11. La sécurité sanitaire internationale et européenne, ainsi que les mesures de préparation aux pandémies doivent également être fondées sur des données et sur des preuves, et comprendre des dispositions relatives aux droits humains. Différentes sources de données accessibles au public doivent être rassemblées en vue de créer une infrastructure unifiée au niveau international, qui facilitera la modélisation pour la prise de décision. Ces modèles doivent être traduits en déclencheurs d’action. En cas de transfert de données sensibles, il faut garantir des protections appropriées en matière de protection de la vie privée et de la sécurité.

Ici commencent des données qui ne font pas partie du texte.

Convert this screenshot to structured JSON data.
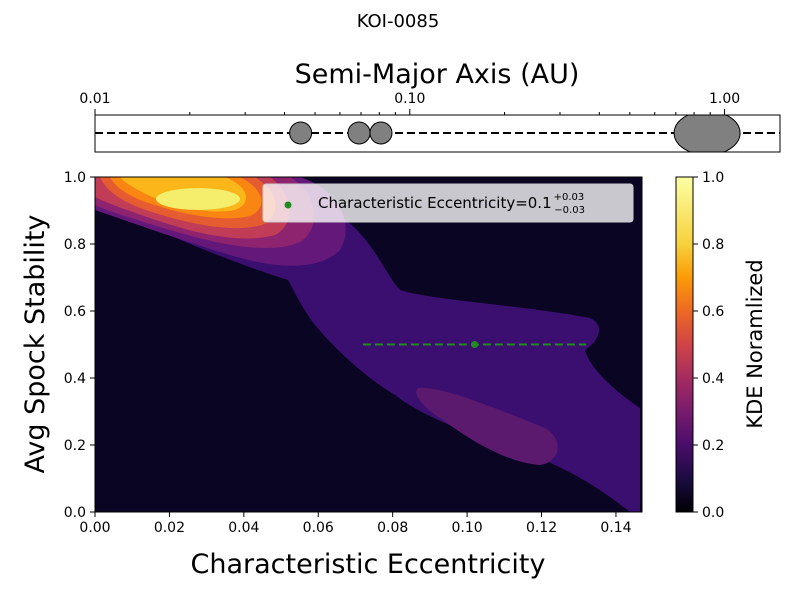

12. L’Assemblée recommande par conséquent que l’Union européenne établisse un système régional capable de soutenir les institutions internationales responsables dans leurs efforts pour veiller à une préparation et une réaction efficaces en cas de pandémie.

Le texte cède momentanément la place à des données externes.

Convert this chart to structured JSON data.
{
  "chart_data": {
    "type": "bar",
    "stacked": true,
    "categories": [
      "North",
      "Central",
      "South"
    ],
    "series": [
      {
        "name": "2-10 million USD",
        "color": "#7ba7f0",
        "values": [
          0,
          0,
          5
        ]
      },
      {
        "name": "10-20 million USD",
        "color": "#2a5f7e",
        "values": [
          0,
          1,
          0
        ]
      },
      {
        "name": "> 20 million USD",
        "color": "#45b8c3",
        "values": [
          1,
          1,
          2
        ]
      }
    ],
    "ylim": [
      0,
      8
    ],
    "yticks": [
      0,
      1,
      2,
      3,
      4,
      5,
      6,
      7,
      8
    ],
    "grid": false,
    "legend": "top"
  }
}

13. Par ailleurs, afin de permettre à l’OMS de mieux s’acquitter de son mandat, qui est d’atteindre le meilleur niveau de santé possible pour tous, l’Assemblée recommande une réforme de l’organisation qui:
13.1. permette à l’OMS de ne pas dépendre des contributions volontaires pour remplir ses fonctions essentielles;
13.2. dote l’OMS des pouvoirs nécessaires pour effectuer des visites inopinées dans les États membres pendant une crise sanitaire susceptible d’évoluer en urgence de santé publique d’intérêt international;
13.3. réexamine et renforce le Règlement sanitaire international en vue de redéfinir la gouvernance mondiale pour lutter contre les maladies, d’assurer une meilleure adéquation du traité avec ses objectifs (y compris la gouvernance des informations telles que l’échange d’échantillons et de séquences génétiques) et d’explorer les mécanismes de respect des obligations dans ce cadre;
13.4. mette en place un contrôle efficace et indépendant, idéalement parlementaire, de l’organisation: par l’Union interparlementaire au niveau international et, au niveau régional, par les assemblées parlementaires régionales, telles que l’Assemblée parlementaire du Conseil de l’Europe pour la Région européenne de l’OMS;
13.5. oblige l’OMS à élaborer des stratégies d’endiguement adaptables au niveau régional pour lutter contre les risques futurs pour la santé, en tenant compte des réalités quotidiennes des pays, des régions et des populations.
14. L’Assemblée propose aux États membres d’intensifier leurs efforts pour faire des progrès en ce qui concerne la Charte sociale européenne (STE n° 35 et STE n° 163) et la Convention du Conseil de l’Europe sur les droits de l'homme et la biomédecine (Convention d’Oviedo, STE n° 164) qui facilitent la sauvegarde des droits sociaux, économiques et autres droits humains qui sont les plus vulnérables lorsqu’on s’attaque à une pandémie.
15. Enfin, l’Assemblée propose d’établir, aux Nations Unies, un système d’inspection permanent pour les événements biologiques actuels et futurs aux conséquences graves, y compris peut-être la nomination d’un facilitateur permanent au Bureau du Secrétaire général des Nations Unies. La supervision et la responsabilité internationales de la préparation aux pandémies devraient également être assurées par les Nations Unies, par l’intermédiaire d’une entité extérieure indépendante.